Being a bit of a BA nerd, I see connections to business analysis everywhere.
Life delivers endless examples, analogies and metaphors to give me new perspectives on the BA role.
As some of you know, I recently moved to southern California and the Thomas Fire has delivered my latest life/BA lessons.
Before it’s contained, the Thomas Fire is expected to become the largest fire in California’s modern history. It’s been a major disruption to the lives and livelihood of thousands of people. Though I live a few blocks outside the mandatory evacuation zone, and was in a voluntary evacuation zone for days. The power/internet/phone outages, ash and smoke made the area uninhabitable. So, I packed up a few things, including my little dog and drove north without knowing when I will be able to return.
The uncertainty and anxiety I’ve experienced in the last few weeks, have given me a new level of empathy for all people in the midst of disruption. While most work-related chaos, complexity and change does not have life-threatening consequences, I can’t help but see parallels between the fire and business analysis. It’s not my intention to minimize the fire’s devastation by making these connections.

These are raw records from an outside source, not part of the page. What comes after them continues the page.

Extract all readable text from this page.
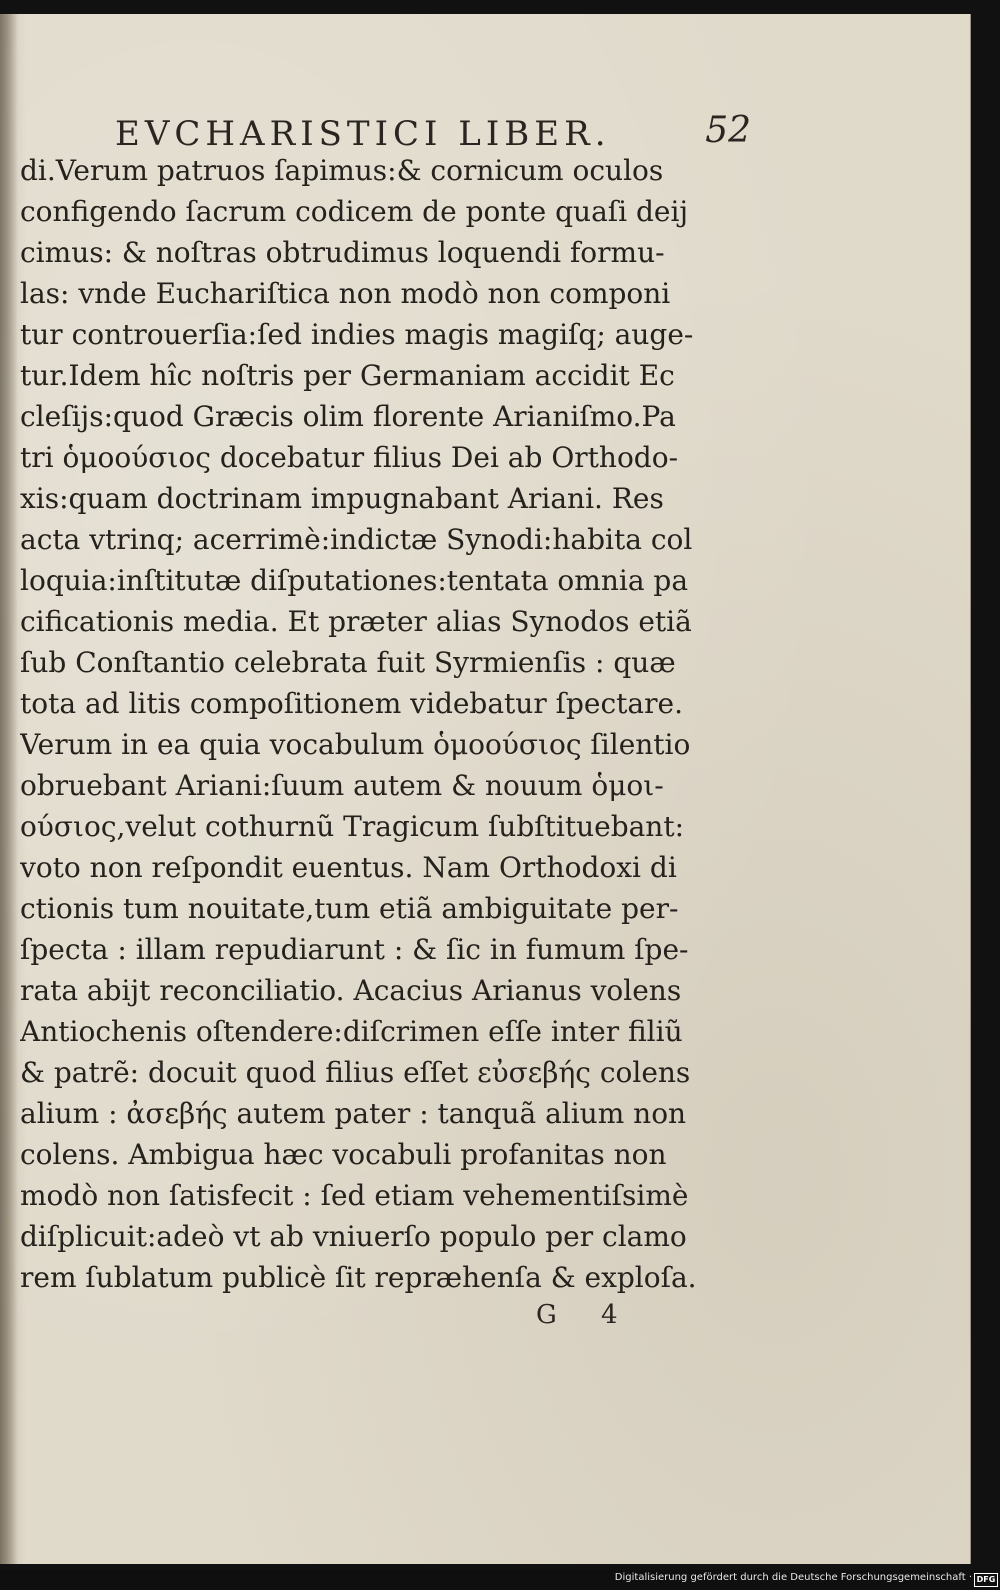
EVCHARISTICI LIBER.	52
di.Verum patruos ſapimus:& cornicum oculos
configendo ſacrum codicem de ponte quaſi deij
cimus: & noſtras obtrudimus loquendi formu-
las: vnde Euchariſtica non modò non componi
tur controuerſia:ſed indies magis magiſq; auge-
tur.Idem hîc noſtris per Germaniam accidit Ec
cleſijs:quod Græcis olim florente Arianiſmo.Pa
tri ὁμοούσιος docebatur filius Dei ab Orthodo-
xis:quam doctrinam impugnabant Ariani. Res
acta vtrinq; acerrimè:indictæ Synodi:habita col
loquia:inſtitutæ diſputationes:tentata omnia pa
cificationis media. Et præter alias Synodos etiã
ſub Conſtantio celebrata fuit Syrmienſis : quæ
tota ad litis compoſitionem videbatur ſpectare.
Verum in ea quia vocabulum ὁμοούσιος ſilentio
obruebant Ariani:ſuum autem & nouum ὁμοι-
ούσιος,velut cothurnũ Tragicum ſubſtituebant:
voto non reſpondit euentus. Nam Orthodoxi di
ctionis tum nouitate,tum etiã ambiguitate per-
ſpecta : illam repudiarunt : & ſic in fumum ſpe-
rata abijt reconciliatio. Acacius Arianus volens
Antiochenis oſtendere:diſcrimen eſſe inter filiũ
& patrẽ: docuit quod filius eſſet εὐσεβής colens
alium : ἀσεβής autem pater : tanquã alium non
colens. Ambigua hæc vocabuli profanitas non
modò non ſatisfecit : ſed etiam vehementiſsimè
diſplicuit:adeò vt ab vniuerſo populo per clamo
rem ſublatum publicè ſit repræhenſa & exploſa.
G 4
Digitalisierung gefördert durch die Deutsche Forschungsgemeinschaft · DFG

Instead, it’s just a way for me to find a few lessons in the ashes.
Sharing Stories
One of the most interesting aspects of the fire is the media coverage. Even in our live-streaming world, I’ve noticed national news about the fire is at least 12 hours old before it hits the airwaves. With only seconds or minutes to share information about the fire, the stories provide a very narrow slice of the big picture and often focus on the most dramatic outliers. Many common stories do not make their way into the report and there are so many untold stories.
Our requirements work often shares the same characteristics! While requirements documents or status reports give overall status, they are often outdated by the time they are written and leave many stories untold.
As a BA, it’s our job to delight our users. We can’t do that without gathering and sharing a broad range of stories in a timely manner. We look at user and stakeholder needs and work to bring requirements and design ideas to the team. When a ripple effect of change moves through our organization, untold stories become costly in terms of rework after implementation. We can all think of a project that was on time and on budget, but resulted in unhappy users!
Impact Iceberg
Officials reporting the impact of the Thomas Fire share new numbers every day—the acre count, the structures destroyed, the number of evacuees, fire fighter counts, etc. The numbers are staggering, but they’re just the tip of the impact iceberg. The fire has disrupted so many lives in so many ways—schools are closed for weeks, businesses are closed for days during their key season, the streets are filled with ash, crops have been destroyed. It will take months, maybe years, to understand the direct and indirect impacts.
How do you manage the impact iceberg in your organization? How do you get below the surface? Great BAs connect with user groups to understand their confusion and frustration. They get curious and keep asking questions until they understand the full impact. If we accept and manage issues without getting below the surface, then we often fix the wrong problem, because we don’t understand the root cause.
Challenge yourself to improve your impact analysis and help the team and stakeholders better prepare for disruption and change.
Playing Defense
Fire fighters spend most of their time playing defense. They defend lives and property. They use techniques and procedures to contain the fire until the fuel runs out.
In our project work, we often get stuck in “fire-fighting” mode. Gaps in requirements force us to play defense when we are working on bug fixes and enhancement requests. When BAs shift their focus to offense, they generate better requirements that minimize rework and delight users. Modern, collaborative requirements techniques generate meaningful conversations that produce better solutions.
Organizations that are ready to compete and serve customers shift BAs from defense to offense.
A proactive BA approach, minimizes the impact of disruption. Take some time today to think about the impact of your project on the various user groups. I find this impact analysis is often a missing link in our requirements practices and I hope my personal story this week helps show how much this matters!
PS-I returned home last night, and my house is still standing, but my Christmas gifts will be late and probably a little smoky.